Il sito “Italia a tavola” ha lanciato la campagna. Possono aderire albergatori e ristoratori stanchi di commenti inventati o pretestuosi. Che spesso rovinano la reputazione di una vita

Tripadvisor, il sito di ristoranti e viaggi, è ormai diventato parte integrante delle nostre abitudini e scelte. Nel leggere i commenti, però, se ne troveranno di ogni genere e sorta, perché di un ristorante non viene mai semplicemente indicato che piatti è meglio scegliere e di un albergo non verrà mai solo scritto quanto è distante dal centro. Il commentatore medio di Tripadvisor, infatti, consuma le dita sulla tastiera per scrivere “la cameriera ha i brufoli”, oppure “in zona non si trova parcheggio”, oppure ancora “non mi piacciono le lenzuola a fiori, le preferisco a tinta unita”. Ogni volta che qualcuno lascia un giudizio negativo, però, la posizione in classifica del ristorante o albergo scende, fino ad arrivare all’oblio. Più un posto è famoso, più avrà recensioni, e più sicuramente ve ne saranno di negative. Così può accadere che un ristorante stellato abbia una posizione in classifica più bassa rispetto a una gelateria appena aperta.

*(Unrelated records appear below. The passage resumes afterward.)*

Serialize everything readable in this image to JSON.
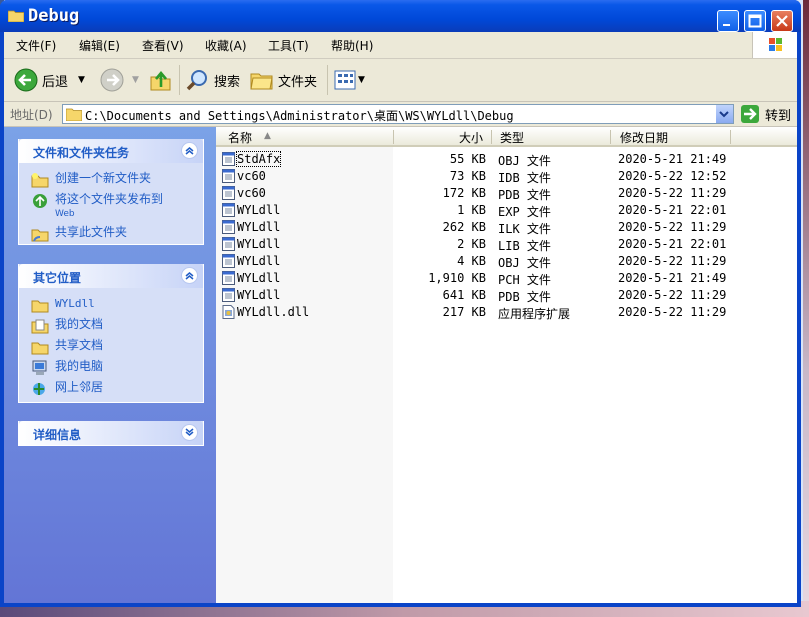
{
  "window": {
    "title": "Debug"
  },
  "menu": [
    {
      "label": "文件(F)"
    },
    {
      "label": "编辑(E)"
    },
    {
      "label": "查看(V)"
    },
    {
      "label": "收藏(A)"
    },
    {
      "label": "工具(T)"
    },
    {
      "label": "帮助(H)"
    }
  ],
  "toolbar": {
    "back_label": "后退",
    "search_label": "搜索",
    "folders_label": "文件夹"
  },
  "address": {
    "label": "地址(D)",
    "path": "C:\\Documents and Settings\\Administrator\\桌面\\WS\\WYLdll\\Debug",
    "go_label": "转到"
  },
  "tasks": {
    "file_tasks": {
      "title": "文件和文件夹任务",
      "items": [
        {
          "label": "创建一个新文件夹",
          "icon": "new-folder-icon"
        },
        {
          "label": "将这个文件夹发布到",
          "sub": "Web",
          "icon": "publish-web-icon"
        },
        {
          "label": "共享此文件夹",
          "icon": "share-folder-icon"
        }
      ]
    },
    "other_places": {
      "title": "其它位置",
      "items": [
        {
          "label": "WYLdll",
          "icon": "folder-icon"
        },
        {
          "label": "我的文档",
          "icon": "my-documents-icon"
        },
        {
          "label": "共享文档",
          "icon": "shared-documents-icon"
        },
        {
          "label": "我的电脑",
          "icon": "my-computer-icon"
        },
        {
          "label": "网上邻居",
          "icon": "network-places-icon"
        }
      ]
    },
    "details": {
      "title": "详细信息"
    }
  },
  "columns": {
    "name": "名称",
    "size": "大小",
    "type": "类型",
    "date": "修改日期"
  },
  "files": [
    {
      "name": "StdAfx",
      "size": "55 KB",
      "type": "OBJ 文件",
      "date": "2020-5-21 21:49"
    },
    {
      "name": "vc60",
      "size": "73 KB",
      "type": "IDB 文件",
      "date": "2020-5-22 12:52"
    },
    {
      "name": "vc60",
      "size": "172 KB",
      "type": "PDB 文件",
      "date": "2020-5-22 11:29"
    },
    {
      "name": "WYLdll",
      "size": "1 KB",
      "type": "EXP 文件",
      "date": "2020-5-21 22:01"
    },
    {
      "name": "WYLdll",
      "size": "262 KB",
      "type": "ILK 文件",
      "date": "2020-5-22 11:29"
    },
    {
      "name": "WYLdll",
      "size": "2 KB",
      "type": "LIB 文件",
      "date": "2020-5-21 22:01"
    },
    {
      "name": "WYLdll",
      "size": "4 KB",
      "type": "OBJ 文件",
      "date": "2020-5-22 11:29"
    },
    {
      "name": "WYLdll",
      "size": "1,910 KB",
      "type": "PCH 文件",
      "date": "2020-5-21 21:49"
    },
    {
      "name": "WYLdll",
      "size": "641 KB",
      "type": "PDB 文件",
      "date": "2020-5-22 11:29"
    },
    {
      "name": "WYLdll.dll",
      "size": "217 KB",
      "type": "应用程序扩展",
      "date": "2020-5-22 11:29"
    }
  ],
  "colors": {
    "title_blue": "#0a58e8",
    "task_link": "#215dc6",
    "pane_blue": "#7ba2e7",
    "close_red": "#c83818"
  }
}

IL LOGO IN VETRINA. È la dura legge di Tripadvisor, dove il commentatore anonimo la fa da padrone, e il sito non esercita alcun tipo di controllo. Dopo aver raccolto per parecchio tempo le segnalazioni di ristoratori delusi, il sito di informazione gastronomica Italia a tavola ha deciso di intraprendere una campagna, chiamata senza mezzi termini “No Tripadvisor”. Per aderire all’iniziativa occorre compilare un form sul sito della rivista e scaricare il pdf con il logo di Tripadvisor barrato. Spiegano da “Italia a tavola” che i racconti dei tanti ristoratori offesi erano diventati davvero troppi: «Continuavano ad arrivarci in redazione email di gestori di locali turbati dal fatto che Tripadvisor non ponesse alcun tipo di controllo sulle recensioni degli utenti. Era palese che talvolta gli utenti si iscrivevano solo per il gusto di screditare, di sentirsi importanti per qualche minuto. Ferendo irrimediabilmente il buon nome di chi si impegnava da anni a portare avanti l’azienda».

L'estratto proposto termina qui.